We know doctors can get it. We know that they can, in principle, know how to read a scientific paper.
@alex3619 I'm afraid I'm not sure of that at all. I'm currently reading "Risk Savvy" by Gerd Gigerenzer, which I can throughly recommend. He discusses how many doctors practise defensive medicine, don't understand health statistics, and pursue profit instead of the patients' best interests. I always used to assume that good doctors were people who respected and understood the science, but it seems there is a gulf between biologists / researchers and doctors, which goes right back to what they are taught / not taught as students.
One has the right to answer infactual articles in the u.k? (and what do you call this right, I forgot)
@Marky90 I've spent the last two days standing in the classroom with a blank mind when students ask me questions, not even a mental thread to pull on to get the information / word they're asking for, no point in me even trying to think about it. So I'm very proud to actually know something this time - "factually incorrect" is what you're looking for. I was teaching a lawyer yesterday and couldn't remember the words "on probation" or "legacy" - this morning I didn't know the word "extensive". How long I can carry on as a teacher like this I really don't know, I live in constant fear of my cover being blown.
From Joh Cohen's Science article:
In the follow-up, a team led by psychiatrist Michael Sharpe of the University of Oxford in the United Kingdom sent questionnaires to 604 of the trial participants and asked them to self-rate their health. The 481 participants who responded reflected a statistically valid sample of the patients who received the four interventions.

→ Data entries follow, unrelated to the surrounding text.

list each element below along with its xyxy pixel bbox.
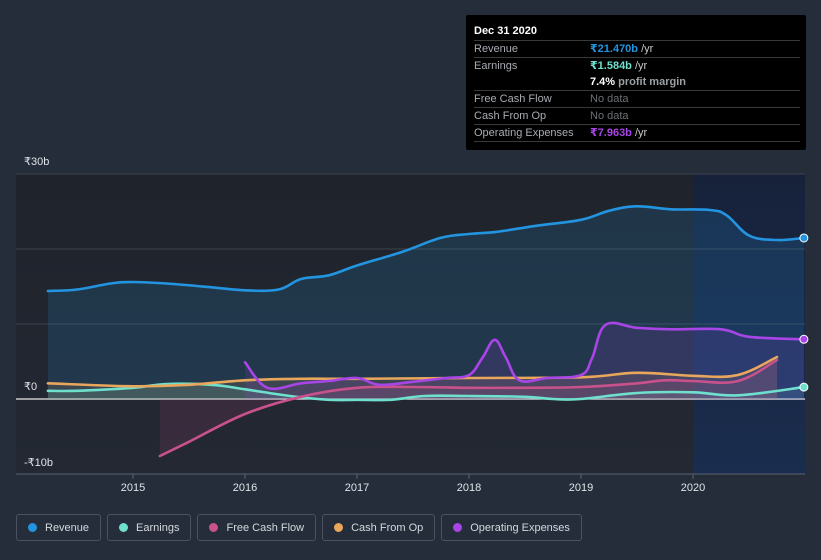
y-tick-label: ₹30b — [24, 156, 49, 168]
legend-label: Operating Expenses — [470, 521, 570, 534]
tooltip-label: Revenue — [474, 43, 519, 55]
x-tick-label: 2018 — [457, 482, 481, 494]
x-tick-label: 2017 — [345, 482, 369, 494]
y-tick-label: ₹0 — [24, 381, 37, 393]
tooltip-value: ₹7.963b — [590, 127, 632, 139]
tooltip-value: No data — [590, 93, 629, 105]
tooltip-value: 7.4% — [590, 76, 616, 88]
series-end-marker-earnings — [799, 382, 809, 392]
tooltip-row-operating-expenses: Operating Expenses ₹7.963b /yr — [474, 125, 800, 142]
legend-item-cash-from-op[interactable]: Cash From Op — [322, 514, 436, 541]
legend-label: Free Cash Flow — [226, 521, 305, 534]
tooltip-label: Earnings — [474, 60, 518, 72]
tooltip-row-free-cash-flow: Free Cash Flow No data — [474, 91, 800, 108]
tooltip-row-profit-margin: 7.4% profit margin — [474, 74, 800, 91]
legend-label: Earnings — [136, 521, 180, 534]
tooltip-suffix: /yr — [631, 60, 648, 72]
legend-dot-icon — [453, 523, 463, 532]
tooltip-row-revenue: Revenue ₹21.470b /yr — [474, 41, 800, 58]
legend-dot-icon — [119, 523, 129, 532]
tooltip-date: Dec 31 2020 — [474, 23, 800, 41]
tooltip-value: ₹21.470b — [590, 43, 639, 55]
tooltip-label: Free Cash Flow — [474, 93, 552, 105]
legend-item-earnings[interactable]: Earnings — [107, 514, 192, 541]
tooltip-label: Operating Expenses — [474, 127, 574, 139]
legend: Revenue Earnings Free Cash Flow Cash Fro… — [16, 514, 582, 541]
x-tick-label: 2019 — [569, 482, 593, 494]
tooltip-value: ₹1.584b — [590, 60, 632, 72]
tooltip: Dec 31 2020 Revenue ₹21.470b /yr Earning… — [466, 15, 806, 150]
legend-label: Revenue — [45, 521, 90, 534]
tooltip-row-earnings: Earnings ₹1.584b /yr — [474, 58, 800, 74]
tooltip-suffix: profit margin — [615, 76, 686, 88]
tooltip-label: Cash From Op — [474, 110, 547, 122]
tooltip-value: No data — [590, 110, 629, 122]
legend-item-operating-expenses[interactable]: Operating Expenses — [441, 514, 582, 541]
legend-dot-icon — [28, 523, 37, 532]
legend-item-revenue[interactable]: Revenue — [16, 514, 102, 541]
tooltip-label — [474, 74, 590, 90]
x-tick-label: 2020 — [681, 482, 705, 494]
x-tick-label: 2015 — [121, 482, 145, 494]
series-end-marker-revenue — [799, 233, 809, 243]
tooltip-row-cash-from-op: Cash From Op No data — [474, 108, 800, 125]
x-tick-label: 2016 — [233, 482, 257, 494]
series-end-marker-operating_expenses — [799, 334, 809, 344]
legend-item-free-cash-flow[interactable]: Free Cash Flow — [197, 514, 317, 541]
legend-dot-icon — [334, 523, 344, 532]
legend-label: Cash From Op — [351, 521, 424, 534]
tooltip-suffix: /yr — [631, 127, 648, 139]
y-tick-label: -₹10b — [24, 457, 53, 469]
tooltip-suffix: /yr — [638, 43, 654, 55]
legend-dot-icon — [209, 523, 219, 532]
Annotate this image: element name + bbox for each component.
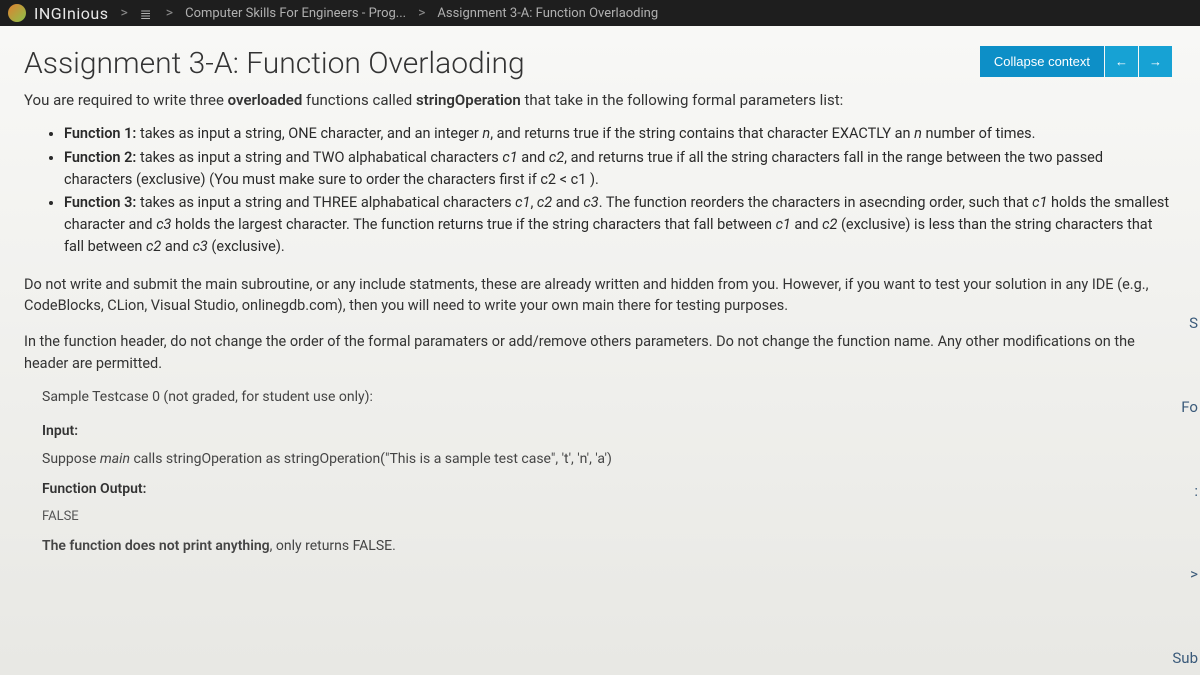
func-em: c2 — [537, 194, 552, 211]
func-text: and — [161, 238, 192, 255]
page-title: Assignment 3-A: Function Overlaoding — [24, 46, 525, 81]
func-text: and — [552, 194, 583, 211]
func-em: n — [914, 125, 922, 142]
list-item: Function 1: takes as input a string, ONE… — [64, 123, 1172, 145]
func-text: and — [518, 149, 549, 166]
edge-text: Fo — [1181, 398, 1198, 416]
func-label: Function 1: — [64, 125, 136, 142]
func-text: (exclusive). — [208, 238, 285, 255]
right-edge-panel: S Fo : > Sub — [1172, 306, 1200, 675]
sample-block: Sample Testcase 0 (not graded, for stude… — [42, 389, 1172, 554]
sample-note-text: , only returns FALSE. — [270, 538, 396, 554]
edge-text: : — [1194, 482, 1198, 500]
breadcrumb-page[interactable]: Assignment 3-A: Function Overlaoding — [437, 6, 658, 21]
sample-output-note: The function does not print anything, on… — [42, 538, 1172, 554]
sample-input-label: Input: — [42, 423, 1172, 439]
func-text: and — [791, 216, 822, 233]
sample-text-part: calls stringOperation as stringOperation… — [130, 451, 612, 467]
func-text: , and returns true if the string contain… — [490, 125, 914, 142]
page-header: Assignment 3-A: Function Overlaoding Col… — [24, 46, 1172, 81]
sample-title: Sample Testcase 0 (not graded, for stude… — [42, 389, 1172, 405]
func-em: c3 — [193, 238, 208, 255]
list-item: Function 3: takes as input a string and … — [64, 192, 1172, 257]
func-text: takes as input a string, ONE character, … — [136, 125, 482, 142]
brand-name[interactable]: INGInious — [34, 4, 108, 23]
sample-output-label: Function Output: — [42, 481, 1172, 497]
sample-text-em: main — [100, 451, 130, 467]
list-icon[interactable] — [140, 7, 154, 19]
breadcrumb-course[interactable]: Computer Skills For Engineers - Prog... — [185, 6, 406, 21]
edge-text: S — [1189, 314, 1198, 332]
intro-mid: functions called — [302, 91, 416, 109]
logo-icon — [8, 4, 26, 22]
list-item: Function 2: takes as input a string and … — [64, 147, 1172, 191]
func-em: c2 — [146, 238, 161, 255]
func-label: Function 2: — [64, 149, 136, 166]
func-em: c2 — [822, 216, 837, 233]
note-main: Do not write and submit the main subrout… — [24, 274, 1172, 318]
sample-output-value: FALSE — [42, 509, 1172, 524]
intro-bold1: overloaded — [228, 91, 303, 109]
func-text: . The function reorders the characters i… — [599, 194, 1032, 211]
sample-note-bold: The function does not print anything — [42, 538, 270, 554]
next-button[interactable]: → — [1139, 46, 1172, 77]
func-text: number of times. — [922, 125, 1036, 142]
header-buttons: Collapse context ← → — [980, 46, 1172, 77]
func-label: Function 3: — [64, 194, 136, 211]
sample-text-part: Suppose — [42, 451, 100, 467]
chevron-right-icon: > — [166, 5, 173, 21]
intro-bold2: stringOperation — [416, 91, 521, 109]
func-em: c1 — [502, 149, 517, 166]
func-em: c1 — [776, 216, 791, 233]
func-text: takes as input a string and THREE alphab… — [136, 194, 515, 211]
breadcrumb-bar: INGInious > > Computer Skills For Engine… — [0, 0, 1200, 26]
func-text: takes as input a string and TWO alphabat… — [136, 149, 502, 166]
func-text: holds the largest character. The functio… — [171, 216, 775, 233]
func-em: c1 — [515, 194, 530, 211]
chevron-right-icon: > — [120, 5, 127, 21]
func-em: c2 — [549, 149, 564, 166]
function-list: Function 1: takes as input a string, ONE… — [64, 123, 1172, 258]
func-em: c1 — [1032, 194, 1047, 211]
intro-suffix: that take in the following formal parame… — [521, 91, 844, 109]
chevron-right-icon: > — [418, 5, 425, 21]
intro-text: You are required to write three overload… — [24, 91, 1172, 109]
edge-text: Sub — [1172, 649, 1198, 667]
sample-input-text: Suppose main calls stringOperation as st… — [42, 451, 1172, 467]
note-header: In the function header, do not change th… — [24, 331, 1172, 375]
func-em: c3 — [583, 194, 598, 211]
func-em: c3 — [156, 216, 171, 233]
edge-text: > — [1190, 565, 1198, 583]
page-content: Assignment 3-A: Function Overlaoding Col… — [0, 26, 1200, 675]
intro-prefix: You are required to write three — [24, 91, 228, 109]
prev-button[interactable]: ← — [1105, 46, 1138, 77]
collapse-context-button[interactable]: Collapse context — [980, 46, 1104, 77]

This could reflect a statistically valid sample, or losing track of 20% of the sample could mean that 124 patients wanted nothing further to do with the study, or had died.
The authors suggest that this is because the people in the ineffective groups later decided to seek out graded exercise and cognitive behavior therapy.
Any evidence for that, or is it just based on wishful thinking / bullshit speculation by the authors, which they felt justified in throwing in with their "evidence"?